Titre original : Nanoparticules multifonctionnelles pour une thérapie par la lumière guidée par IRM

 
Le traitement des tumeurs cérébrales primitives malignes du cerveau, dont le glioblastome multiforme est la forme la plus agressive, représente un des plus importants défis thérapeutique. Ces tumeurs sont souvent décelées tardivement et les pronostics de survie restent parmi les plus graves de la cancérologie.

La neurochirurgie, quand elle est possible (pour environ 75% des patients), représente l'option thérapeutique de référence, mais l'exérèse ne concerne souvent que la partie volumineuse centrale de la tumeur, tandis que la zone périphérique infiltrante est, quant à elle, beaucoup plus difficile à identifier, à visualiser et donc à traiter. En dépit des progrès réalisés en neurochirurgie, l'exérèse reste le plus souvent subtotale.

Depuis deux ans, en partenariat avec les équipes spécialisées en chimie et photophysique*, les recherches du Centre de Recherche en Automatique de Nancy (C.R.A.N UMR 7039 CNRS, Nancy-Université, site du Centre Alexis Vautrin) se concentrent sur la mise au point d'une technologie innovante, visant à atteindre et détruire l'ensemble de la tumeur.

Imaginez une nanoparticule de moins de 10 nm de diamètre configurée comme une nanoplateforme pour le traitement par la lumière des tumeurs cérébrales.
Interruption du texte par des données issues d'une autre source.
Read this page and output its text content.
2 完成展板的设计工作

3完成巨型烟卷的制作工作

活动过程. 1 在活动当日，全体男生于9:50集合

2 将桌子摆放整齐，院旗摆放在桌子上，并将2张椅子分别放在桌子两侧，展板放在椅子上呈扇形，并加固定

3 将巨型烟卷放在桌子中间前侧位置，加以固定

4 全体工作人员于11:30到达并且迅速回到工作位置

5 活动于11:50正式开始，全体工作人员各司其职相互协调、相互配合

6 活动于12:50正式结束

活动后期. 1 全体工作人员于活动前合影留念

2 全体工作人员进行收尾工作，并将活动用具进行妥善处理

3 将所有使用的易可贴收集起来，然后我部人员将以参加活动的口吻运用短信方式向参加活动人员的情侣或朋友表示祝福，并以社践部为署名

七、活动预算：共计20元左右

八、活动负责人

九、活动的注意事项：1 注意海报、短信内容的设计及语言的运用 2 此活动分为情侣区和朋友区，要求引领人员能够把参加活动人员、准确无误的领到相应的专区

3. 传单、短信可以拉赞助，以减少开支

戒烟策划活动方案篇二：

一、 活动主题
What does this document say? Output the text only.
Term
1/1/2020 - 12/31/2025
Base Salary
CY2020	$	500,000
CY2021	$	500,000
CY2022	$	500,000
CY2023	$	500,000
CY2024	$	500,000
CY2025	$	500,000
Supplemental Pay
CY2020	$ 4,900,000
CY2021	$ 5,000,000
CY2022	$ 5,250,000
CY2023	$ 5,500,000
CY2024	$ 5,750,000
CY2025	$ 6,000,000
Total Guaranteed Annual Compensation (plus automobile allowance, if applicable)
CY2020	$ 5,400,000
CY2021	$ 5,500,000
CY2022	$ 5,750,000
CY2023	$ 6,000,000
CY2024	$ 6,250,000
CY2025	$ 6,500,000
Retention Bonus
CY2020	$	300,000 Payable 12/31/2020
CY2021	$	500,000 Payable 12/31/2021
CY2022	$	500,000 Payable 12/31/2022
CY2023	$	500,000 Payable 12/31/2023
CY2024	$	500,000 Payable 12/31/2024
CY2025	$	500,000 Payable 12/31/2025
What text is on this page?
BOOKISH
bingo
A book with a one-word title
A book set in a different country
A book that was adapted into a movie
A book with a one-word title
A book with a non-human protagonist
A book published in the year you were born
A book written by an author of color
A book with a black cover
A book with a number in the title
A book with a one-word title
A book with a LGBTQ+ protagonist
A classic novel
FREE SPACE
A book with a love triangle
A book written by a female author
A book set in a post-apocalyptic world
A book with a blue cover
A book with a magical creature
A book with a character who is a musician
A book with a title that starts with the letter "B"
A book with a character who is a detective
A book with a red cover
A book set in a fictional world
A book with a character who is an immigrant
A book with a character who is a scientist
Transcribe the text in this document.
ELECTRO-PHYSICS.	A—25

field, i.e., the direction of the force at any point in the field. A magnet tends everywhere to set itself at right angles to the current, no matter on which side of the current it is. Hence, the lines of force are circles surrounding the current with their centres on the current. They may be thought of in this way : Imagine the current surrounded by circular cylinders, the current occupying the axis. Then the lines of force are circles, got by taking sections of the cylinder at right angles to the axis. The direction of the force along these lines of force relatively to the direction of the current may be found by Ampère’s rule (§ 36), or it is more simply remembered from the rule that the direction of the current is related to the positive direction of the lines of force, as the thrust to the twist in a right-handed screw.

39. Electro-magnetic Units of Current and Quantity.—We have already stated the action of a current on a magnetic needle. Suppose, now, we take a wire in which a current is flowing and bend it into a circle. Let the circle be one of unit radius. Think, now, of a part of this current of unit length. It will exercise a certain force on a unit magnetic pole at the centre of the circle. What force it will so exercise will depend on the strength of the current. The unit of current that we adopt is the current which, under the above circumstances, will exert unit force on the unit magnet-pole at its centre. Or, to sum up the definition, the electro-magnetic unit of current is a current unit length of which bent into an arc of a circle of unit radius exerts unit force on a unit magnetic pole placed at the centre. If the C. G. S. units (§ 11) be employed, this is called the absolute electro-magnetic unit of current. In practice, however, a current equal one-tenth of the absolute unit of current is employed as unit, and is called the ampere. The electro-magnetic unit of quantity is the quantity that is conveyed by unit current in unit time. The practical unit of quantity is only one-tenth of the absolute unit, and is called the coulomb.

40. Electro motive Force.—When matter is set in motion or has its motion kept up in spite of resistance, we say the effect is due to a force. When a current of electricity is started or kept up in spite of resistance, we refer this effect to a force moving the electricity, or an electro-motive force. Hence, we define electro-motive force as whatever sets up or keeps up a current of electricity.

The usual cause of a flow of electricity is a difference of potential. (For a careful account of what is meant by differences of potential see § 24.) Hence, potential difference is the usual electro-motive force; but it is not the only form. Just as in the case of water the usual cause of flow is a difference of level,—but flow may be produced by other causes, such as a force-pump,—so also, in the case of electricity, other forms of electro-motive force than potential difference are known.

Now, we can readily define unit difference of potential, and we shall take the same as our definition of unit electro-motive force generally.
La stratégie est double. D'une part, il s'agit de traiter les lésions cancéreuses par une thérapie locorégionale sélective ; de l'autre, d'asphyxier la tumeur en s'attaquant au réseau vasculaire qui l'alimente en nutriments et en oxygène.

L'optimisation de la nanoplateforme joue sur trois paramètres, d'abord l'épaisseur de la coquille de la nanoparticule qui doit être suffisamment perméable pour permettre la diffusion de l'oxygène indispensable à la réaction photodynamique initiée par la lumière donc à l'efficacité thérapeutique ;

ensuite l'intensité du signal IRM rehaussé pour permettre l'imagerie nécessaire à l'implantation judicieuse de la fibre optique délivrant la lumière ;

enfin, la nanoplateforme doit être la plus sélective possible, qualité que lui confère sa fonctionnalisation optimisée en peptide ou pseudopeptides, tout en restant photo-activable.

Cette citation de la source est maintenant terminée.